In this case the projections from the cpu trajectories are named ‘CPU’ and the projections from the gpu trajectories are named ‘GPU’. Once this data is generated, we can make normalized histograms of the three calculated projections from each trajectory with hist analysis commands, followed by the run command to actually do the work!

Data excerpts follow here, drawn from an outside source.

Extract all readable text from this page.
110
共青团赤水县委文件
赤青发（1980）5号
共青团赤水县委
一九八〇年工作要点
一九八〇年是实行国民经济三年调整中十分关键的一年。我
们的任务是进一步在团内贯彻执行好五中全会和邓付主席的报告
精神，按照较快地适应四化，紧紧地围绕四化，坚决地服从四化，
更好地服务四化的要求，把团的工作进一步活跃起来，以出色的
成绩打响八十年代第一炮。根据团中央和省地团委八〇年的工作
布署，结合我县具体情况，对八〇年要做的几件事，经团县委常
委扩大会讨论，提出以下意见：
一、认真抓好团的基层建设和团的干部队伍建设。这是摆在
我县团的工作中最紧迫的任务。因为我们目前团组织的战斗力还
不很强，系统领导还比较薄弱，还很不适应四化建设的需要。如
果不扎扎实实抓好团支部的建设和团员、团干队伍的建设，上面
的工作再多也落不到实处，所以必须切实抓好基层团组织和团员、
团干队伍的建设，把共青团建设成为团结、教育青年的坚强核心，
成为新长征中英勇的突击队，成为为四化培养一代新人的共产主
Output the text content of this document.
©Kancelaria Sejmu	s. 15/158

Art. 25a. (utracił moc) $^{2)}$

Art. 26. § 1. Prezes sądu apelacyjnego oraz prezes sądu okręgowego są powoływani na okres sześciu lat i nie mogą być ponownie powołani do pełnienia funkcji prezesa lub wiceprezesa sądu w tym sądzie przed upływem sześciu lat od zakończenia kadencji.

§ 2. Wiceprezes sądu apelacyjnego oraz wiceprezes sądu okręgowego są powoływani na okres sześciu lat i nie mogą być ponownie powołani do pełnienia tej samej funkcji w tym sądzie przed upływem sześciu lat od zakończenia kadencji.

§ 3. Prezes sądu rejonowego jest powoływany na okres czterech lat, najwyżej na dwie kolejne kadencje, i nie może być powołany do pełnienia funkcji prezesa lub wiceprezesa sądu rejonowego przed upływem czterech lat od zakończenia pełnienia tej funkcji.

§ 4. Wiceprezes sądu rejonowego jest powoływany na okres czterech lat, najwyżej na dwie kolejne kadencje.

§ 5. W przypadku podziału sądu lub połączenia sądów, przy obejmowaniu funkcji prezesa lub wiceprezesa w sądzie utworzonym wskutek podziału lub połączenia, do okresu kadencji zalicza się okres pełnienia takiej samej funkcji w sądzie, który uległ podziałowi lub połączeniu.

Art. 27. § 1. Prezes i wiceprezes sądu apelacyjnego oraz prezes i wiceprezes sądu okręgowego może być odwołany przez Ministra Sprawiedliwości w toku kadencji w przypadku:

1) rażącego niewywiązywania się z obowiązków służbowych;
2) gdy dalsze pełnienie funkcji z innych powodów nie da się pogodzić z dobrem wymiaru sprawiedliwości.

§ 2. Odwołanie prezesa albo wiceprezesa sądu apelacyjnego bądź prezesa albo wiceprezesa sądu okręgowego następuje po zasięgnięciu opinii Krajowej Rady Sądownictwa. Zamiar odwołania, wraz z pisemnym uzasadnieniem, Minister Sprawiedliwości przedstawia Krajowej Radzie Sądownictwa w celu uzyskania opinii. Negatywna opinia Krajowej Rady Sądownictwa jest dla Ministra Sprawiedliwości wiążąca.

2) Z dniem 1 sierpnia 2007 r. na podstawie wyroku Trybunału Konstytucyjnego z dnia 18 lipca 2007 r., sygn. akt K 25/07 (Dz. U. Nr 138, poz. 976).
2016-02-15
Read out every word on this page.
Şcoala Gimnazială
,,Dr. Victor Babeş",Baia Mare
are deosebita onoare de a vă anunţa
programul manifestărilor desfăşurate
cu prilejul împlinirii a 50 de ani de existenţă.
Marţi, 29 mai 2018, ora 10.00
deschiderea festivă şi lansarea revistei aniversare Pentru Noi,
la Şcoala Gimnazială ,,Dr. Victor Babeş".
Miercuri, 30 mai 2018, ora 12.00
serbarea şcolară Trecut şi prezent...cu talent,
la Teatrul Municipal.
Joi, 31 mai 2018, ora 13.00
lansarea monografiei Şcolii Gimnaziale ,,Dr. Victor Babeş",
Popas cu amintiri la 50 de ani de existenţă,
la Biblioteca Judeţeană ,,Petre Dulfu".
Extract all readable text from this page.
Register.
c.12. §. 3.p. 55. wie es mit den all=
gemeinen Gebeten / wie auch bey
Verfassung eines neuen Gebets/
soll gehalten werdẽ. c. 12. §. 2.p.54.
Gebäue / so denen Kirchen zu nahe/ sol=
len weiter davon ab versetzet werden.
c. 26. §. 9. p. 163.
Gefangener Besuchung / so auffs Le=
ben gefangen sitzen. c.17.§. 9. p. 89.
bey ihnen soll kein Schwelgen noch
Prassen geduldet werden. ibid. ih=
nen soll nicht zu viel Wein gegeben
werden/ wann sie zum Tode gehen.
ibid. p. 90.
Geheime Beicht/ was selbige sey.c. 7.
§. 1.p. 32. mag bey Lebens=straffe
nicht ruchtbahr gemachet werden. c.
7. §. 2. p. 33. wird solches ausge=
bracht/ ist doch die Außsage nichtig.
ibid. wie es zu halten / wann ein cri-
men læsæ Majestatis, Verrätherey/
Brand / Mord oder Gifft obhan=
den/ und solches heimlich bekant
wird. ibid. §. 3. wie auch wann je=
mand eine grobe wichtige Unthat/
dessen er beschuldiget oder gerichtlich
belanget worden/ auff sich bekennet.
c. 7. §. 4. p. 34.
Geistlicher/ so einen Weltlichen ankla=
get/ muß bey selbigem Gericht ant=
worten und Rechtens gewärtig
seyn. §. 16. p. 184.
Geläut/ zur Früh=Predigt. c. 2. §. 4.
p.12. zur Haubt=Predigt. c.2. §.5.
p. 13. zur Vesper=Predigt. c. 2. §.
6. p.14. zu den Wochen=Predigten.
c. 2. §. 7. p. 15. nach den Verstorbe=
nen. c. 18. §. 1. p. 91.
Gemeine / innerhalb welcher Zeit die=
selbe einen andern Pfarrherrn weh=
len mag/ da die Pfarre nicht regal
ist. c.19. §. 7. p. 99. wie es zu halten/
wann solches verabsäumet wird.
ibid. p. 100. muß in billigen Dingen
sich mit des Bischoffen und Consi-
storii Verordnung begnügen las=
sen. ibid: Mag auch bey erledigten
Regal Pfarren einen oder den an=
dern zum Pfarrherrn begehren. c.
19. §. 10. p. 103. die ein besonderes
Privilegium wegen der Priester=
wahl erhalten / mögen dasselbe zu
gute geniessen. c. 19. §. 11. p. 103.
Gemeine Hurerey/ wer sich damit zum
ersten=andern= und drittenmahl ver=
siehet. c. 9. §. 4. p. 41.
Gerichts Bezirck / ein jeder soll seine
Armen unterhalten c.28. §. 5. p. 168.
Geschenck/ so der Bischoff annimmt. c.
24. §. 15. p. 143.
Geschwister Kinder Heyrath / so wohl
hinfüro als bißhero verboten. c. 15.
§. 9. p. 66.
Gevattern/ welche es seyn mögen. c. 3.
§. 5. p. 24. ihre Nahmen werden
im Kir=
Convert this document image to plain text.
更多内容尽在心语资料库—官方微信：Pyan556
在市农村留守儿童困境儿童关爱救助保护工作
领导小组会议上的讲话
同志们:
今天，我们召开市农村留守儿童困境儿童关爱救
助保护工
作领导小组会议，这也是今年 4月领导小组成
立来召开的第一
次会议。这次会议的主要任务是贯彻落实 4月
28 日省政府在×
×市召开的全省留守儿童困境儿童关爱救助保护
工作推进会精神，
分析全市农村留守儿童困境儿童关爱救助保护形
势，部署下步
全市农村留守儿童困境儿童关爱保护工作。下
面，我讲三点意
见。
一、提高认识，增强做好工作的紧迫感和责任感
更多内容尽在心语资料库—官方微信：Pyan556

hist CPU:1 bins 100 out cpu-gpu-hist.agr norm name CPU-1
hist CPU:2 bins 100 out cpu-gpu-hist.agr norm name CPU-2
hist CPU:3 bins 100 out cpu-gpu-hist.agr norm name CPU-3

hist GPU:1 bins 100 out cpu-gpu-hist.agr norm name GPU-1
hist GPU:2 bins 100 out cpu-gpu-hist.agr norm name GPU-2
hist GPU:3 bins 100 out cpu-gpu-hist.agr norm name GPU-3

run

The data set indices (e.g. ‘:1’) refer to the principal components, so that ‘CPU:1’ is the first principal component from CPU etc.

cpu-gpu-hist

Step 3: Visualizing principal components

Now that this phase of the analysis has been completed, we can issue the clear all command to get rid of all stored data so we can do further analysis with a “clean slate”.

clear all

Our next step is to visualize the fluctuations of the eigenmodes. To do this, we read in the generated file with the eigenvectores using the readdata command.

readdata cpu-gpu-evecs.dat name Evecs

Load up a topology and modify it so that it will match how the coordinate covariance matrix (and the subsequent eigenvectors) were calculated:

parm cpu/cpu.prmtop
parmstrip !(:1-36&!@H=)
parmwrite out cpu-gpu-modes.prmtop 

Create a NetCDF pseudo-trajectory file of motion along the first PC. The min and max values can be chosen by looking at the histogram of the PC projection.

runanalysis modes name Evecs trajout cpu-gpu-mode1.nc \
  pcmin -100 pcmax 100 tmode 1 trajoutmask :1-36&!@H= trajoutfmt netcdf

Now you can open the files in Chimera / VMD and watch the movie of the first mode of motion!